|M.Sc Student||Sela Guy|
|Subject||Exploiting the Free-Form Deformation Function as a Geometric|
|Department||Department of Computer Science||Supervisor||PROF. Gershon Elber|
Free Form Deformations (FFDs) are highly versatile tools, used mainly in the field of physical modeling, but also in animation, 2D and 3D registration, etc. FFDs deform one spatial domain into another, allowing deformation of objects embedded in the original volume. In this work, we demonstrate the versatility of FFDs by exploring two new applications. The first application uses FFDs in order to simulate a general soft tissue incision process. The FFDs are encoded with results of an off-line Finite Element (FE) incision simulation, emulating the response of tissue under incision, over time and in a canonical setting. In order to achieve the desired effect, this work uses an existing modeling tool, a deformation function that is a variant of FFD, called Discontinuous Free Form Deformation (DFFD).
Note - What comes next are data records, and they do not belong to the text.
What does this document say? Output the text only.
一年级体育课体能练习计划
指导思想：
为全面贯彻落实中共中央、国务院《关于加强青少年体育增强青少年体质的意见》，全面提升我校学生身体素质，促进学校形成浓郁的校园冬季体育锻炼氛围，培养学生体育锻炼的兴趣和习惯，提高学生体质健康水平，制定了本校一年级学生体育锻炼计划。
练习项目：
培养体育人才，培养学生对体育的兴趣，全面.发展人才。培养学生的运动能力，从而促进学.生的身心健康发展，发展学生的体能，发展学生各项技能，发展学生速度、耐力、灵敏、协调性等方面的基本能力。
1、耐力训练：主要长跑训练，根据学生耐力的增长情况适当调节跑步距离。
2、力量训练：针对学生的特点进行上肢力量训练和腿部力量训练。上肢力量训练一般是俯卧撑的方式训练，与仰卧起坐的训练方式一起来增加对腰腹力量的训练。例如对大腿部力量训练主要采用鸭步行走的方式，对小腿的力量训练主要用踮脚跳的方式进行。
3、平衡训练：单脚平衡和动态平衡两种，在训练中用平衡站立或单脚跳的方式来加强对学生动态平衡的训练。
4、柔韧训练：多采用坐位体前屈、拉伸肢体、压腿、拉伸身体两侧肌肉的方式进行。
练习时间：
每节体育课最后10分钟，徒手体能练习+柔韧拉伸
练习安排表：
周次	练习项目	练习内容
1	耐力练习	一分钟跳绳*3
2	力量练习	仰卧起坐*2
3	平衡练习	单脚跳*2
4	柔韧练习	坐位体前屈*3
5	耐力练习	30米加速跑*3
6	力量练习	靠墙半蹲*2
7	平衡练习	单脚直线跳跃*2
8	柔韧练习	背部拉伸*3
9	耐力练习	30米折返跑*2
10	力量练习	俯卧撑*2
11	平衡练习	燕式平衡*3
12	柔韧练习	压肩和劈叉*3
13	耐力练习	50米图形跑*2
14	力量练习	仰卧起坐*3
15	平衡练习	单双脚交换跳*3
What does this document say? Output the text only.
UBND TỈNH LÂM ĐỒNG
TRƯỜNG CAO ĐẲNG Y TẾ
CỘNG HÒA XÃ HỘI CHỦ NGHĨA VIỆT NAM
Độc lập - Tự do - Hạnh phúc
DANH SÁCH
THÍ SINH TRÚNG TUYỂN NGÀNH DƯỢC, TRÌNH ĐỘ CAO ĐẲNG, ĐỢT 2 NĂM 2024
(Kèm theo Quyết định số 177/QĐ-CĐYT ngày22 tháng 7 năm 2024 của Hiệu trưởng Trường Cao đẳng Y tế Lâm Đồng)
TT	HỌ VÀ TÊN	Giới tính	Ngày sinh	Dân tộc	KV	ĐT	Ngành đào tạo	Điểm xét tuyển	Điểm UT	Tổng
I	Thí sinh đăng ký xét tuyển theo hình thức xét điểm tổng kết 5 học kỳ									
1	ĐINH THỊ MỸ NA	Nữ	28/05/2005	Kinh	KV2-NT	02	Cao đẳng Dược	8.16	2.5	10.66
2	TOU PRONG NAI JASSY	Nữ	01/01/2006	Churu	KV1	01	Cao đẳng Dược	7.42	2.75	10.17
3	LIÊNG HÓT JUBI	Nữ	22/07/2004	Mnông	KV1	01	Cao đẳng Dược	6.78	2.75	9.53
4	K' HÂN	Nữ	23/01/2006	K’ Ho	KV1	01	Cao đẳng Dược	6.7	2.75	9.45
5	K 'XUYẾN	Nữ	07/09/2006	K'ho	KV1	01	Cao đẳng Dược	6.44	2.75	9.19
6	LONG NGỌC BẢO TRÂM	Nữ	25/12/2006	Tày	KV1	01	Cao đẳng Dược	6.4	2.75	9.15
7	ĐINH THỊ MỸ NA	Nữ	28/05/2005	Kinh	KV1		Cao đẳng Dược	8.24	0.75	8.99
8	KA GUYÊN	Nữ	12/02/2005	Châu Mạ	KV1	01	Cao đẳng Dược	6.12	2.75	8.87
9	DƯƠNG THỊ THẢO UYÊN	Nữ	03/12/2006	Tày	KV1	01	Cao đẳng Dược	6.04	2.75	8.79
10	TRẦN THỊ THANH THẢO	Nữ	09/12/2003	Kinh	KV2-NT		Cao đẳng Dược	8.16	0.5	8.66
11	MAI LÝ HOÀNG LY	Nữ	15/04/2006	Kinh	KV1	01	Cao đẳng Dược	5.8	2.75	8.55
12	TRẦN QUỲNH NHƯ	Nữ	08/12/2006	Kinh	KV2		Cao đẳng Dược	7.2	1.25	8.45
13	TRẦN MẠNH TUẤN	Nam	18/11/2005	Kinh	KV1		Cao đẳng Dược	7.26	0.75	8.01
DFFD is able to introduce discontinuities into the deformed domain by inserting multiple knots into the B-spline knot vector. This discontinuity becomes the cut in the 3D model. At each time step, the volume around the active end of the scalpel path is mapped to the canonical volume in which the simulation was conducted, the deformation is applied, and
the deformed geometry in the canonical volume is mapped back to the Euclidean domain. This mapping allows us to use a single off-line FE simulation, conducted on a volumetric model inside a canonical domain, for simulating general incision paths.
The second application uses FFDs for artistically oriented modeling, trying to mimic
works of artists such as Shigeo Fukuda and Markus Raetz. Here, two input models are combined to create one synergetic model that resembles the first input model from one viewing direction, and the second input model from a different, orthogonal to the first, viewing direction. In order to accomplish this, we use a two-dimensional FFD that is calculated by solving a surface fairing problem, using a Lagrange operator. The optimization problem maps one model’s silhouette into the other’s, and uses the surface thin plate (or bending) energy functional as the optimization functional.
For each of the two applications, we provide examples and discuss possible future extensions.